Strobl versprach schnelle Aufklärung. Die Einsatzkräfte seien schnell am Tatort gewesen und hätten die zunächst unübersichtliche Lage mit der Uni-Leitung zusammen schnell klären können. "Nun ist die Zeit der Ermittler, denn für uns alle ist es wichtig, die Hintergründe für die schreckliche Tat so schnell als möglich aufzuklären."
"Schlimmeres konnte verhindert werden"
Die baden-württembergische Wissenschaftsministerin Theresia Bauer sagte, die Attacke habe sich an einem Ort ereignet, der für Offenheit und Begegnung stehe und Sicherheit bieten solle. Als solche Orte müssten Hochschulen geschützt werden. Die Betroffenen müssten nun "klarkommen mit etwas, mit dem schwer klarzukommen ist".

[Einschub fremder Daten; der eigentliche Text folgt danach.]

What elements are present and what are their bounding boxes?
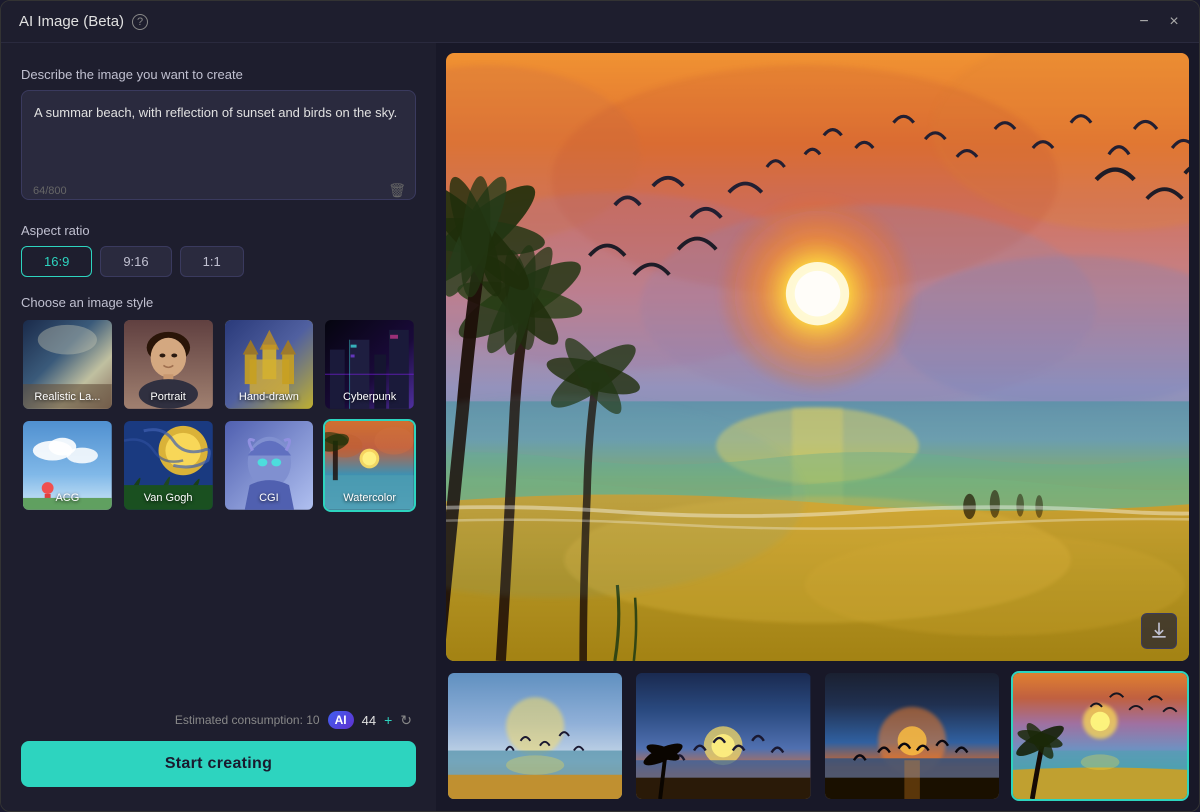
style-label-watercolor: Watercolor <box>325 490 414 506</box>
thumbnails-row <box>446 671 1189 801</box>
style-item-acg[interactable]: ACG <box>21 419 114 512</box>
thumbnail-1[interactable] <box>446 671 624 801</box>
aspect-ratio-1-1[interactable]: 1:1 <box>180 246 244 277</box>
consumption-row: Estimated consumption: 10 AI 44 + ↻ <box>21 711 416 729</box>
style-item-realistic[interactable]: Realistic La... <box>21 318 114 411</box>
style-label-acg: ACG <box>23 490 112 506</box>
bottom-bar: Estimated consumption: 10 AI 44 + ↻ Star… <box>21 703 416 787</box>
app-window: AI Image (Beta) ? − × Describe the image… <box>0 0 1200 812</box>
style-item-portrait[interactable]: Portrait <box>122 318 215 411</box>
close-button[interactable]: × <box>1167 15 1181 29</box>
title-bar-left: AI Image (Beta) ? <box>19 13 148 30</box>
style-item-cgi[interactable]: CGI <box>223 419 316 512</box>
main-content: Describe the image you want to create A … <box>1 43 1199 811</box>
style-label-realistic: Realistic La... <box>23 389 112 405</box>
prompt-input[interactable]: A summar beach, with reflection of sunse… <box>21 90 416 200</box>
prompt-counter: 64/800 <box>33 185 67 197</box>
style-label-vangogh: Van Gogh <box>124 490 213 506</box>
thumbnail-3[interactable] <box>823 671 1001 801</box>
help-icon[interactable]: ? <box>132 14 148 30</box>
ai-label: AI <box>335 713 347 727</box>
prompt-section: Describe the image you want to create A … <box>21 67 416 205</box>
main-image-container <box>446 53 1189 661</box>
window-controls: − × <box>1137 15 1181 29</box>
style-item-watercolor[interactable]: Watercolor <box>323 419 416 512</box>
style-label-portrait: Portrait <box>124 389 213 405</box>
aspect-ratio-section: Aspect ratio 16:9 9:16 1:1 <box>21 223 416 277</box>
credits-count: 44 <box>362 713 376 728</box>
consumption-label: Estimated consumption: 10 <box>175 713 320 727</box>
aspect-ratio-16-9[interactable]: 16:9 <box>21 246 92 277</box>
style-label: Choose an image style <box>21 295 416 310</box>
aspect-ratio-buttons: 16:9 9:16 1:1 <box>21 246 416 277</box>
minimize-button[interactable]: − <box>1137 15 1151 29</box>
style-label-cyberpunk: Cyberpunk <box>325 389 414 405</box>
clear-prompt-button[interactable]: 🗑 <box>388 182 406 199</box>
aspect-ratio-label: Aspect ratio <box>21 223 416 238</box>
style-item-vangogh[interactable]: Van Gogh <box>122 419 215 512</box>
style-item-handdrawn[interactable]: Hand-drawn <box>223 318 316 411</box>
download-button[interactable] <box>1141 613 1177 649</box>
style-grid: Realistic La... <box>21 318 416 512</box>
style-label-cgi: CGI <box>225 490 314 506</box>
ai-badge: AI <box>328 711 354 729</box>
thumbnail-2[interactable] <box>634 671 812 801</box>
title-bar: AI Image (Beta) ? − × <box>1 1 1199 43</box>
left-panel: Describe the image you want to create A … <box>1 43 436 811</box>
right-panel <box>436 43 1199 811</box>
aspect-ratio-9-16[interactable]: 9:16 <box>100 246 171 277</box>
thumbnail-4[interactable] <box>1011 671 1189 801</box>
start-creating-button[interactable]: Start creating <box>21 741 416 787</box>
style-label-handdrawn: Hand-drawn <box>225 389 314 405</box>
style-section: Choose an image style <box>21 295 416 512</box>
prompt-label: Describe the image you want to create <box>21 67 416 82</box>
refresh-icon[interactable]: ↻ <box>400 712 412 729</box>
add-credits-icon[interactable]: + <box>384 712 392 728</box>
app-title: AI Image (Beta) <box>19 13 124 30</box>
style-item-cyberpunk[interactable]: Cyberpunk <box>323 318 416 411</box>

Die Gewerkschaft der Polizei lobte das schnelle Eintreffen der Einsatzkräfte. Seit dem Amoklauf von Winnenden im Jahr 2009 bilde die Polizei Baden-Württemberg ihre Mitarbeiterinnen und Mitarbeiter speziell für solche Ereignisse aus, sagte der stellvertretende Landesvorsitzende von Baden-Württemberg, Thomas Mohr. Auch spezielle Amokausrüstung sei angeschafft worden. Das habe sich nun bewährt, so Mohr. "Schlimmeres konnte dadurch verhindert werden."